Currently, Acceleration Academies has 155 students. They have opened enrollment and orientation and have about 157 in the pipeline, but not all of them will qualify.
“We are here for students who have dropped out and want to come back and complete their academics, or students who are in jeopardy of dropping out and the campus and district feel like they need a … smaller environment that is conducive to whatever their situation is. Maybe they have a child. Maybe they have had a drug or alcohol issue. And so something that’s a little bit more intimate. … We roam the floor all the time. If I’m not in a meeting, or working on something that requires like privacy then I am on the floor with the students, with the staff,” Scott said.
Acceleration Academies has 11 staff members and two openings — a career coach and a graduate candidate advocate.
The career coach is like a school counselor.
“We’re looking for someone who has experience working with transcripts, understanding credits and helping students create their plan for completion. We also have what we call our graduate candidate advocate. They’re like case managers and tutors. They support the students and their academics. They are motivators. They know intimately what’s going on with students. They’re here to encourage, check in on them. That responsibility, it’s great for someone who’s not judgmental, because you never know you may have a student who has a drug problem or had a drug problem or a student who is a self harmer or whatever the case may be; someone who can be compassionate and understanding but also have that motherly/fatherly loving kind of rapport with them so that you can move them along the way … because if you’re too nice and soft with them they’re going to run over you and they’re not going to get anything done. … You have to set those boundaries and those limits so that they can continue to move and progress,” Scott said.
She added that the students she encounters have universal issues.
“Parents are parents and kids are kids. Unfortunately, you have those who want to do other things besides parent. … When you have children, your life should change, but not necessarily.
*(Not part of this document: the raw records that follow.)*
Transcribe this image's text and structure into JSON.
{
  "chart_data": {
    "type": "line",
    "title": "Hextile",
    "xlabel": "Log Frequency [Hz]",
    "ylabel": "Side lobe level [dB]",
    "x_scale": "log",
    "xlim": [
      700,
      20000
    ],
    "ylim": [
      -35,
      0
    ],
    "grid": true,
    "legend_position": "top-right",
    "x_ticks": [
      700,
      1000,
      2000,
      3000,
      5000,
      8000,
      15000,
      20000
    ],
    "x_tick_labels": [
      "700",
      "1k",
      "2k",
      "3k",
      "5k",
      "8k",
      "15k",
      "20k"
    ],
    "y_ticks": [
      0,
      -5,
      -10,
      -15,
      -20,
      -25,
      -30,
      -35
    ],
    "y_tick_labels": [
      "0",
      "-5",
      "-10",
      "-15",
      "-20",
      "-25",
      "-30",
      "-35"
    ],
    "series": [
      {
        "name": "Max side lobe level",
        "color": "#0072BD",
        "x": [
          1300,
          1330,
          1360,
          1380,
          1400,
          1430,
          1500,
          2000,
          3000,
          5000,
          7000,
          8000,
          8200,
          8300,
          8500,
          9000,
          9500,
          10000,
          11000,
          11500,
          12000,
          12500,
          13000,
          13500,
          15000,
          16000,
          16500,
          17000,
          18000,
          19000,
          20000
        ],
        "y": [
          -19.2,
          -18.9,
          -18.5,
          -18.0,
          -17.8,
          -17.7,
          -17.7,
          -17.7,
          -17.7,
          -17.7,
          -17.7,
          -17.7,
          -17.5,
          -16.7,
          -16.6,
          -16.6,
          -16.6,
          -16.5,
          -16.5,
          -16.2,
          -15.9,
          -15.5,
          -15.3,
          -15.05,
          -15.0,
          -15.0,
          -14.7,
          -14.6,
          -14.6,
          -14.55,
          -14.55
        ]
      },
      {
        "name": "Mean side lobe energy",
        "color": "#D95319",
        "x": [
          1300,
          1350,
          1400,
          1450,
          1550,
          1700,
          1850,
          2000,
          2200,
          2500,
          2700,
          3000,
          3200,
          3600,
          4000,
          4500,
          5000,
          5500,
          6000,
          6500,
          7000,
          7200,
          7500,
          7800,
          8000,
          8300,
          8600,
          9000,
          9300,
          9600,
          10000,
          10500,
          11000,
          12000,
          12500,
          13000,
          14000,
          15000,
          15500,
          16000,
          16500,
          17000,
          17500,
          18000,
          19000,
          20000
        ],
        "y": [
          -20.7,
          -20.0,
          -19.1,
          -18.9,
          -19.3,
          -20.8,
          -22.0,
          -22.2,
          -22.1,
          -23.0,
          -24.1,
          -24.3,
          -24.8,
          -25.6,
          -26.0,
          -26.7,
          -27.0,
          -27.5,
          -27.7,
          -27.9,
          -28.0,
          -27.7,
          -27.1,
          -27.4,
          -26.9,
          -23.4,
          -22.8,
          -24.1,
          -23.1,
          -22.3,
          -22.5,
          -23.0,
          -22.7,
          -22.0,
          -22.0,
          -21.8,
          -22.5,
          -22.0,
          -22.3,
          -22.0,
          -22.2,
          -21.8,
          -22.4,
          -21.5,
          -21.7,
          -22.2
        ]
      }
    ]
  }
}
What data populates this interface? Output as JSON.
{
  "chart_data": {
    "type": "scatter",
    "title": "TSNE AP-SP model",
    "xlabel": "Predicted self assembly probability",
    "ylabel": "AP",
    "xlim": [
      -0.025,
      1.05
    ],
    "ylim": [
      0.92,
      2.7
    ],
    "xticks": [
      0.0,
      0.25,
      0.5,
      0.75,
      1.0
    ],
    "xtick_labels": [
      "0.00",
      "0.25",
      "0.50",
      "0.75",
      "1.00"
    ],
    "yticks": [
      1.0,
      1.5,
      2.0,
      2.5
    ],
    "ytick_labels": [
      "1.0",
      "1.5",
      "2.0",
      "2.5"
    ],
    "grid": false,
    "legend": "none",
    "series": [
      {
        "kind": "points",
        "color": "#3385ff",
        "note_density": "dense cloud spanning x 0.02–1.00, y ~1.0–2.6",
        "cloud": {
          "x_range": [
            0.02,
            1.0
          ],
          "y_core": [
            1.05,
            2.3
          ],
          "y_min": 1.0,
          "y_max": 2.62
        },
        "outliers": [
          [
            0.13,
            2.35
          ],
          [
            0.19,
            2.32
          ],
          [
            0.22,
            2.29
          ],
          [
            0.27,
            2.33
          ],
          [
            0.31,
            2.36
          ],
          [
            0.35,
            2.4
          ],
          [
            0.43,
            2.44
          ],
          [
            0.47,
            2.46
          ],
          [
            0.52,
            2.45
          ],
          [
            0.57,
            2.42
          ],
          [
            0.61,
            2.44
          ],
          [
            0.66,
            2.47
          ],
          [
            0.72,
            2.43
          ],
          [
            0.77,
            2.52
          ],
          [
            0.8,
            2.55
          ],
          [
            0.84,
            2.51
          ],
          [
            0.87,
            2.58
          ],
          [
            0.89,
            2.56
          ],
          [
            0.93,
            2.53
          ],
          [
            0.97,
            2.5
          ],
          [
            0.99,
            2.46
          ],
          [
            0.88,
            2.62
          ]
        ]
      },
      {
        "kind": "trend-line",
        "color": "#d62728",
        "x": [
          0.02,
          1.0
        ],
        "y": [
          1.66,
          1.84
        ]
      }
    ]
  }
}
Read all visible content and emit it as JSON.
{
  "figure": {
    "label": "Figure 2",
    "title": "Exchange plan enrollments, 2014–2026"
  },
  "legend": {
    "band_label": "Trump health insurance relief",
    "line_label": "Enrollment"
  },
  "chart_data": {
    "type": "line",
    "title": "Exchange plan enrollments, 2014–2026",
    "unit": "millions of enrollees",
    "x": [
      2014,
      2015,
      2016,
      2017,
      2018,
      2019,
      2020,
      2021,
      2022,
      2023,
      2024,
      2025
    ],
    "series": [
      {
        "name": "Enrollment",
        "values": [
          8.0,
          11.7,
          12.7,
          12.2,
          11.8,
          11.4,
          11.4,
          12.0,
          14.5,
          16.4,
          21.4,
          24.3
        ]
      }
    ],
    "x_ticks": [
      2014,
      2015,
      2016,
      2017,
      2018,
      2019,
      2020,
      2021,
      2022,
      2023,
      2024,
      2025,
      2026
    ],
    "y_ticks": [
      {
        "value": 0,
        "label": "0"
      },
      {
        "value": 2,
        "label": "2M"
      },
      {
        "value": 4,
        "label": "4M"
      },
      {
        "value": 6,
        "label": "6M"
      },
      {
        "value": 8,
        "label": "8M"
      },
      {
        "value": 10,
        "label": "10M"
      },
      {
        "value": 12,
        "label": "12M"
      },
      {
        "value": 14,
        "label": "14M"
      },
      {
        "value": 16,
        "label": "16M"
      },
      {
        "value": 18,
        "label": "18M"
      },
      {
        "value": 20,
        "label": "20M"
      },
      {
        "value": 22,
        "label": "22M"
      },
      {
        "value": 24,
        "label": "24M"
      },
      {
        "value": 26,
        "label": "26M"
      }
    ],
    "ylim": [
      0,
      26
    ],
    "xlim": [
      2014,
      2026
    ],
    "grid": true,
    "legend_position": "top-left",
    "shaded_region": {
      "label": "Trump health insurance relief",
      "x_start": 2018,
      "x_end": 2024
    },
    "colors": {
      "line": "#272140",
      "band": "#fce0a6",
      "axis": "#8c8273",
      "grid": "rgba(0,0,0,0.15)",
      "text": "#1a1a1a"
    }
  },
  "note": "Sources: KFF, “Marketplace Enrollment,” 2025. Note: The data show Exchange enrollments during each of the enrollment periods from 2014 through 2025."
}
Some people don’t feel that way, but it should,” Scott said.
Margie Sharp, executive vice president and chief education officer of Acceleration Academies, is thrilled to have Scott on board.
“We are thrilled to have Natosha leading Acceleration Academies of Ector County,” Sharp said. “Natosha’s educational background and experience as a teacher, principal and district leader in Texas provide evidence of the expertise and passion she brings with her to successfully lead our academy in the Ector County Independent School District. In just the few weeks that Natosha has been leading the academy, engagement and academic progress are on the rise and our graduation candidates are making excellent progress.”
Scott and her husband, Brian, have two children.